Results: The primary forms of violence exposures were physical attacks, fighting, incidents involving police, gun violence, and murders. Boys reported more exposure to violence as victims and witnesses whereas girls were more likely to hear about violent acts. There were four primary coping styles used by the participants: Acceptance, Self-Protection, Avoidance, and Confrontation. The most common strategy used across both the boys and girls was “Acceptance,” which included both a resignation to community conditions and trying to get out of the community through avenues such as doing well in school. “Self-Protection,” which included techniques such as being more careful about one's immediate surroundings, who you talk to, and what you say, was the second most commonly used strategy for both boys and girls. “Avoidance,” which included strategies such as avoiding certain places and staying indoors, was one of the most common strategies for girls, but not for boys.

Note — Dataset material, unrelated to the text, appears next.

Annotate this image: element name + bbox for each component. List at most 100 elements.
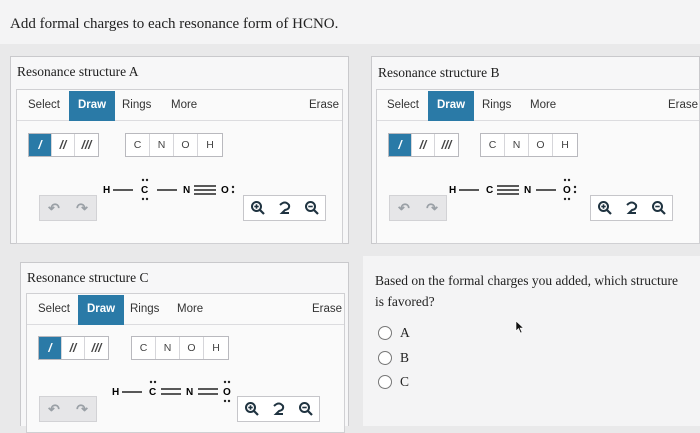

Conversely, a fourth strategy, “Confrontation,” was used solely by a small subset of the boys and consisted of coping strategies such as learning to fight or carrying weapons.
Conclusions and Implications: This study indicated that exposure to community violence was pervasive among the overall sample. There were several notable gender differences with regards to such exposures. The findings also highlighted unique ways that boys and girls engage strategies to cope with CVE. These findings have important clinical implications for African American adolescents. Intervention approaches need to move beyond simple screening measures and locating mental health services. Instead, widespread school based interventions and coordinated community initiatives that seek to improve the supervision of delinquent youth and help youth develop effective, individually-tailored coping strategies are warranted given the high prevalence of CVE.